Lauréat de trois prix lors du Concours international de piano d’Orléans 2024, le pianiste et compositeur Leo Gevisser a donné ce dimanche 31 mai, lors des Matinées du piano, un récital à l’Institut d’Orléans.
Leo Gevisser côté clavier Steinway. Photo Patrick Nachbaur.
Voyage musical au souffle continu
D’un délié gracieux, Leo Gevisser ouvre son récital, ce dimanche matin, à la salle de l’Institut d’Orléans, par deux mouvements à parfum de romance. Place aux prismes de lueurs musicales issus de la Suite en La mineur, de Jean-Philippe Rameau.
Isabella Vasilotta, directrice artistique d’Orléans Concours International : « Le son du piano de Leo Gevisser est unique, il traverse dans ce concert tous les répertoires pour nous faire découvrir comment la beauté de son toucher se décline entre les époques. »

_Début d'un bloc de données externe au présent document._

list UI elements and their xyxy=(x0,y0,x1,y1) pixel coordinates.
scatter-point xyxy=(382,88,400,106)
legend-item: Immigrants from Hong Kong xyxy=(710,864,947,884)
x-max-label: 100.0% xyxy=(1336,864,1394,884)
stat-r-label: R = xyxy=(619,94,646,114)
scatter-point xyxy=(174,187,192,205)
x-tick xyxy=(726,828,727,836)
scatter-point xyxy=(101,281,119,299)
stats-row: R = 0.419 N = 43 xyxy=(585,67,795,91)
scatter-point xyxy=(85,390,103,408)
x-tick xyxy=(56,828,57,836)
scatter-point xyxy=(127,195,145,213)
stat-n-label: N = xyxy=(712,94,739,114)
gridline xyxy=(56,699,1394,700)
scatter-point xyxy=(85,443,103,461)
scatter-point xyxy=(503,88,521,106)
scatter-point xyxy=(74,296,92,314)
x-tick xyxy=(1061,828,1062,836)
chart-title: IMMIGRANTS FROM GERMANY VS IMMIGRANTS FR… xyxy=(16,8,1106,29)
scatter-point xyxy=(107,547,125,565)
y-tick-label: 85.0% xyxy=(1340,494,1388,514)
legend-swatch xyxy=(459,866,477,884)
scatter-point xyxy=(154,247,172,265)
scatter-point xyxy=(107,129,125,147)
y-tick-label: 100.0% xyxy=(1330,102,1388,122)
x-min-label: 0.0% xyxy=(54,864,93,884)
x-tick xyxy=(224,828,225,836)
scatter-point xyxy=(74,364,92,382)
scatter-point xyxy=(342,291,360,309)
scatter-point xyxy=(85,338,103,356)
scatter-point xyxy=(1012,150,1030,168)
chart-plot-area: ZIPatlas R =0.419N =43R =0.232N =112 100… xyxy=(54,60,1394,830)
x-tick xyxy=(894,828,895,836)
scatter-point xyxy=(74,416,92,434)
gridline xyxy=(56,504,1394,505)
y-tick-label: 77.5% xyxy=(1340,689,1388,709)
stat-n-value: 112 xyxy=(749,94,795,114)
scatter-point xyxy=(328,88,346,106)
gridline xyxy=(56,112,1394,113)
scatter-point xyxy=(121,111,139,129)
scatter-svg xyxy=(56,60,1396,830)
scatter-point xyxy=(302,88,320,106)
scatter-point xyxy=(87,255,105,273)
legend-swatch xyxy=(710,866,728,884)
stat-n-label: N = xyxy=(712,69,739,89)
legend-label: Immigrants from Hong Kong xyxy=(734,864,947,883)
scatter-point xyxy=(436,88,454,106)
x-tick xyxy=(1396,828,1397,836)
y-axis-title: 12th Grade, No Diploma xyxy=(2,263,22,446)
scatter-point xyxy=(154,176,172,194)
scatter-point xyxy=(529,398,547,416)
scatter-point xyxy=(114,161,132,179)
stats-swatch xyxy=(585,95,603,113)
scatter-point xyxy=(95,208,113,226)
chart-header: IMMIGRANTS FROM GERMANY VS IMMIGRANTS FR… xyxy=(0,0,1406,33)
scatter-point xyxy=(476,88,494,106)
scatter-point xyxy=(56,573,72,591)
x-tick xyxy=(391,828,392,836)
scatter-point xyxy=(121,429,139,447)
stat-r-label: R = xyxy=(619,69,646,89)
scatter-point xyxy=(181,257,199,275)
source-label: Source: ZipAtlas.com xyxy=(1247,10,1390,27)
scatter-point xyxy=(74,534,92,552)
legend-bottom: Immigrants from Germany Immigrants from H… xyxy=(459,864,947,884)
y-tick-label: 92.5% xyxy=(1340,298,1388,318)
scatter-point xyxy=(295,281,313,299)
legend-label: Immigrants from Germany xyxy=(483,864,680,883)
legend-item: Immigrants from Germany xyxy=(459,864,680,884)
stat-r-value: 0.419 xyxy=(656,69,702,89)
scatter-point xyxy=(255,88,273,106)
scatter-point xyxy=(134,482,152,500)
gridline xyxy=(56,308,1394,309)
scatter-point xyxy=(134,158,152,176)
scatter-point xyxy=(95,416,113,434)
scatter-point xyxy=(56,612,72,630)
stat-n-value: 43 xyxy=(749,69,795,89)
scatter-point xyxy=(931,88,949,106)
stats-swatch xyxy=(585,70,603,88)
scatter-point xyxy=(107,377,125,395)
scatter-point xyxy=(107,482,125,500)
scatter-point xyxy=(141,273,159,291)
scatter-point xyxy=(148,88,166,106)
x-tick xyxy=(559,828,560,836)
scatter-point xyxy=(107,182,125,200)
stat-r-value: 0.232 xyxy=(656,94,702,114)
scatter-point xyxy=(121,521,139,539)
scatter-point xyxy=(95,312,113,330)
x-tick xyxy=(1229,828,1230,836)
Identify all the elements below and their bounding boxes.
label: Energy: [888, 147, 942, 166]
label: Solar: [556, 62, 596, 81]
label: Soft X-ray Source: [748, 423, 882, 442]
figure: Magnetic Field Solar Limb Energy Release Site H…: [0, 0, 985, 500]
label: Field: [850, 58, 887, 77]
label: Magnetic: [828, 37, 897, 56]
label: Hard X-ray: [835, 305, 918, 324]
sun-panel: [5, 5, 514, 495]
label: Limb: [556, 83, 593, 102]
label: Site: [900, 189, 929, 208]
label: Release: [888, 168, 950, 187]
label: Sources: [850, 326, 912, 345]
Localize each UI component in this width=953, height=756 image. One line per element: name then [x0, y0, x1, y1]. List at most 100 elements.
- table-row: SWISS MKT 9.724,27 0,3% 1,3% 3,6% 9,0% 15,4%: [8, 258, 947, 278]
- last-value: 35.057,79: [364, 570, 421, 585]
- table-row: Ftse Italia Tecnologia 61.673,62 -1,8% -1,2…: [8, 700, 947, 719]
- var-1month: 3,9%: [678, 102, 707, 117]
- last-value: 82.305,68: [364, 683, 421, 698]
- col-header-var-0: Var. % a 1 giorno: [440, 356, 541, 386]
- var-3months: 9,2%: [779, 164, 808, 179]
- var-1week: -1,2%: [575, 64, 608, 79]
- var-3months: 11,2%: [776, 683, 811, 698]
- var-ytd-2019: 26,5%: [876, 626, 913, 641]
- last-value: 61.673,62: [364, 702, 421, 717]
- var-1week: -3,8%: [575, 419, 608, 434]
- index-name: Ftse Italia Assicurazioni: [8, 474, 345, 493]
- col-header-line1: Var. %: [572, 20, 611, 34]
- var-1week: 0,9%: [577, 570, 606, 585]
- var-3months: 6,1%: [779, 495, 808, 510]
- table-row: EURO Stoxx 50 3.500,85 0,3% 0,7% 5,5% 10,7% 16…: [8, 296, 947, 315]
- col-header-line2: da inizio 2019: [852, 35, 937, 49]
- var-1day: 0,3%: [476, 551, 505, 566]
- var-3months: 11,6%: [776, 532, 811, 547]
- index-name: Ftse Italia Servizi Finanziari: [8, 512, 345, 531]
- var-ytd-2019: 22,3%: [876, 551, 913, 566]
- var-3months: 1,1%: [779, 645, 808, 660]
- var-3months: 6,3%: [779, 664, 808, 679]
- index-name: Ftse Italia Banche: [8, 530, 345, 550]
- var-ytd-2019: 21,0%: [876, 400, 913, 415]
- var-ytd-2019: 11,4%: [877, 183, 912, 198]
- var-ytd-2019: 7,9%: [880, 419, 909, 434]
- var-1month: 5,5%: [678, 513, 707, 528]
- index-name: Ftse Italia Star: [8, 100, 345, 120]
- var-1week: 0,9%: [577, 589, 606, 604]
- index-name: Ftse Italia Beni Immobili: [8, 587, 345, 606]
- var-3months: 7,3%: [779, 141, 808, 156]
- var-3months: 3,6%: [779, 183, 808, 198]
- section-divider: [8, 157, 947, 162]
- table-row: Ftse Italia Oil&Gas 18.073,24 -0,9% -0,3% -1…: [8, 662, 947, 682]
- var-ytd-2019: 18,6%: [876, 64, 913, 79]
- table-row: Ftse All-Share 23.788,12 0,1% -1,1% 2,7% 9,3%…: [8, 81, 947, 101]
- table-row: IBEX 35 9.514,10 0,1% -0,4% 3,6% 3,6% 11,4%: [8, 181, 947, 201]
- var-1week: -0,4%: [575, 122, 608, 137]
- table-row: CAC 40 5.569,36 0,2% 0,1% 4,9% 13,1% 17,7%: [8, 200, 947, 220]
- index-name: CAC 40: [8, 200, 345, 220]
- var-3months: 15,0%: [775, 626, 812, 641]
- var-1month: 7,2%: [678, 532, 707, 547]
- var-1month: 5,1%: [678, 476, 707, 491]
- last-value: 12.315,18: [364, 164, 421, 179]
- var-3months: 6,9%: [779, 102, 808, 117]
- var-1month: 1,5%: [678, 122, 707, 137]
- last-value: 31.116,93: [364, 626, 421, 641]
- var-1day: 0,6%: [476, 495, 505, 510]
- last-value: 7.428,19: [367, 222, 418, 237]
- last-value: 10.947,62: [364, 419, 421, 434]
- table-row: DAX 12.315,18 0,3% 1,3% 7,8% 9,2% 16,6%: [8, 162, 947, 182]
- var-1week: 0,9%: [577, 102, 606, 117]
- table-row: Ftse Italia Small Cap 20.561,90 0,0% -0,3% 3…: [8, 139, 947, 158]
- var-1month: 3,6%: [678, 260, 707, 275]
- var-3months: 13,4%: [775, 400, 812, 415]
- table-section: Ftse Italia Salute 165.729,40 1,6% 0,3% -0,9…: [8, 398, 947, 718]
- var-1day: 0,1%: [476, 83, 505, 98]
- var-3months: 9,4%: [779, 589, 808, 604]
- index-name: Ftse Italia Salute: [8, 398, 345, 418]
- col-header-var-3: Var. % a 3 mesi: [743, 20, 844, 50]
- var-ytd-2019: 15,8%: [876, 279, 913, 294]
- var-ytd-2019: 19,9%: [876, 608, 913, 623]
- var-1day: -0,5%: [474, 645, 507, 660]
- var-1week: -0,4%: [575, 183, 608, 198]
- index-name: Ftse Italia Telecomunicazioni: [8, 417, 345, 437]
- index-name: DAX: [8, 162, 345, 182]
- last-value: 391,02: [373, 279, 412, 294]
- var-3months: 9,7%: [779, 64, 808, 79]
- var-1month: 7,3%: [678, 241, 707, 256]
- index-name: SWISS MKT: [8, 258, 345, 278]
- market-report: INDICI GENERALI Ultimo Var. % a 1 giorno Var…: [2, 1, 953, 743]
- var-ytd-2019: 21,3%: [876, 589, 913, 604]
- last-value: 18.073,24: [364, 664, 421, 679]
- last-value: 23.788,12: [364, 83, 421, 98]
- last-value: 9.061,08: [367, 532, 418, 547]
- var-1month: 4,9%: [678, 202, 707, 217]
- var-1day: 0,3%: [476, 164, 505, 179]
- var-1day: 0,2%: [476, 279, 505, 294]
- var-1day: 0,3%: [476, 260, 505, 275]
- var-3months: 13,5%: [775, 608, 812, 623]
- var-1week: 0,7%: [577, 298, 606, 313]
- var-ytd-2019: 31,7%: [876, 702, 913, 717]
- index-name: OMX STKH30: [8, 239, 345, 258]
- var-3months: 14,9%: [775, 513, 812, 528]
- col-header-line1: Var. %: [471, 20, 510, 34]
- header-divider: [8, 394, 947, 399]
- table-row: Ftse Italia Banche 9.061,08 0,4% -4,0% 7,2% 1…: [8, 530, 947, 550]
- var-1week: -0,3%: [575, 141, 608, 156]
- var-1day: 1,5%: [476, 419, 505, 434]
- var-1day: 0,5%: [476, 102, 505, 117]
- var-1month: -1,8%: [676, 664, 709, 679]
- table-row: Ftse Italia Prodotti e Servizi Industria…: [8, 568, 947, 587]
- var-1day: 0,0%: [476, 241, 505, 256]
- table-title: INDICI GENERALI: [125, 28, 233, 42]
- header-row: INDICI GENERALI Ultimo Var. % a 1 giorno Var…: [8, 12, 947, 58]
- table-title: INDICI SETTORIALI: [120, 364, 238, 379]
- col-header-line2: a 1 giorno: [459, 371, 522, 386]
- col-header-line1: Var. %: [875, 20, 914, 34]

Sans pause, Leo Gevisser poursuit son discours avec Improvisation sur un paysage sonore pour laquelle il utilise un Lumatone, clavier de commande MIDI isomorphique de 275 touches. Électronique et longues plages sonores faisant, l’Institut se trouve comme en apesanteur et les mélomanes s’abandonnent volontiers à ce climat diffusé, de manière hypnotique, comme une harpe céleste. De toute beauté, dans un souffle ininterrompu, le pianiste offre ensuite l’Adagio en si mineur, à la délicate intensité dramatique, de Mozart.

Leo Gevisser côté clavier Lumatone. Photo : Patrick Nachbaur.
Minimalisme et ondes oscillantes
À présent, voici les stridences ailées d’une nouvelle composition personnelle, Improvisation sur un paysage sonore de terrain, œuvre pour laquelle l’artiste joue un instant de concert avec les claviers du Steinway et du Lumatone pour interpréter une pièce minimaliste aux ondes oscillantes.
Lors de ce récital à l’insistant et prenant ressac, Leo Gevisser interprète aussi Les Humeurs, de Grieg, sept pièces emplies d’âme et de caractère, ainsi que In a Landscape, de John Cage, douce et longue œuvre étale.
Nouvelle composition enfin avec Improvisation sur un paysage sonore hydrophonique pour Lumatone. Voici, via la fraîcheur d’une source sonore bienvenue en ce dimanche ensoleillé, le point d’orgue d’un récital par lequel « le pianiste a tenu à placer l’auditeur, conquis, dans « un état sonore intérieur ».